Questa donna, queste donne, non miravano certo ad ottenere privilegi personali o posti di particolare potere o ruoli di spicco nel sindacato: queste operaie si trovavano, negli anni tra il 1950 e il 1960, a lavorare in un settore in cui da un lato le operaie conservavano il ruolo e l'identità di manodopera stagionale ma dall’altro si avviavano a diventare classe operaia organizzata, e in questa congiuntura erano donne che si impegnavano a costruire quotidianamente una sorta di welfare aziendale ante litteram, legato in particolare alla presenza di lavoratrici madri.
Questa donna, queste donne, iniziavano nell’Agenzia Tabacchi di San Giorgio, a cavallo tra gli anni ‘50 e ’60, un importante percorso personale, di classe, di consapevolezza sociale e di "genere".
E’ vero, dunque, che San Giorgio del Sannio ha avuto momenti della sua storia in cui non è stata il paese di Coppolonia e le protagoniste di questi momenti, vivaddio, erano donne!!!
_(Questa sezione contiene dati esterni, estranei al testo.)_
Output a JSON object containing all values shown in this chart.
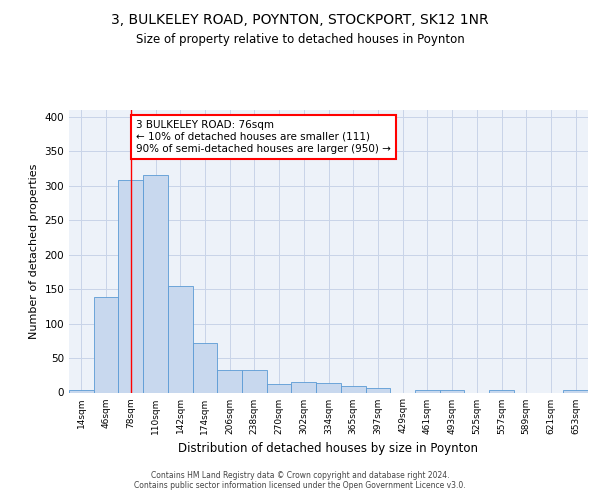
{
  "title1": "3, BULKELEY ROAD, POYNTON, STOCKPORT, SK12 1NR",
  "title2": "Size of property relative to detached houses in Poynton",
  "xlabel": "Distribution of detached houses by size in Poynton",
  "ylabel": "Number of detached properties",
  "categories": [
    "14sqm",
    "46sqm",
    "78sqm",
    "110sqm",
    "142sqm",
    "174sqm",
    "206sqm",
    "238sqm",
    "270sqm",
    "302sqm",
    "334sqm",
    "365sqm",
    "397sqm",
    "429sqm",
    "461sqm",
    "493sqm",
    "525sqm",
    "557sqm",
    "589sqm",
    "621sqm",
    "653sqm"
  ],
  "values": [
    4,
    138,
    308,
    316,
    155,
    72,
    33,
    33,
    12,
    15,
    14,
    10,
    7,
    0,
    4,
    4,
    0,
    3,
    0,
    0,
    3
  ],
  "bar_color": "#c8d8ee",
  "bar_edge_color": "#5b9bd5",
  "grid_color": "#c8d4e8",
  "bg_color": "#edf2f9",
  "red_line_x": 2,
  "annotation_text": "3 BULKELEY ROAD: 76sqm\n← 10% of detached houses are smaller (111)\n90% of semi-detached houses are larger (950) →",
  "annotation_box_color": "white",
  "annotation_border_color": "red",
  "footer": "Contains HM Land Registry data © Crown copyright and database right 2024.\nContains public sector information licensed under the Open Government Licence v3.0.",
  "ylim": [
    0,
    410
  ],
  "yticks": [
    0,
    50,
    100,
    150,
    200,
    250,
    300,
    350,
    400
  ]
}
Queste donne hanno costruito e fanno parte del nostro recente passato e noi le ricordiamo con orgoglio, ma con altrettanto orgoglio rivendichiamo il nostro ruolo attuale di donne sangiorgesi, che, gratuitamente ed esclusivamente per senso civico, sono impegnate nella formazione e nello sviluppo della partecipazione democratica dei cittadini alla gestione della cosa pubblica, al fin di creare un potere collettivo e condiviso, rivendichiamo il nostro ruolo attuale di donne che non hanno alcun intento di costruirsi una carriera professionale alternativa dismettendo i panni di normali cittadini ed entrando a far parte dell’elite politico-amministrativa locale, bensì intendono essere membri attivi della comunità, donne che lavorano per il bene comune e non per far bene al Comune!

La comunità che immaginiamo e per la cui costruzione ci impegniamo è fatta di uomini e donne che sono perfettamente consapevoli dell’immenso potenziale di sensibilità ed intelligenza delle donne e che, al di là dei pregiudizi e retaggi culturali, sono consapevoli della necessità di ricreare l’idea di corpo sociale a partire dal rispetto di tutte le sue componenti.
Il femminismo degli anni ’70 ha fallito proprio per la sua idea di voler raggiungere a tutti i costi la parità: noi, invece, crediamo fortemente nell’empatia profonda tra i generi, al di là di tutte le forme di competizione e crediamo sia ormai imprescindibile accelerare il processo di sviluppo e di benessere, cui le donne possono contribuire in maniera straordinaria.
A noi e a tutte le donne che pensano e agiscono come noi vogliamo dedicare questo 8 marzo: e non ci dite che siamo immodeste, ce lo meritiamo!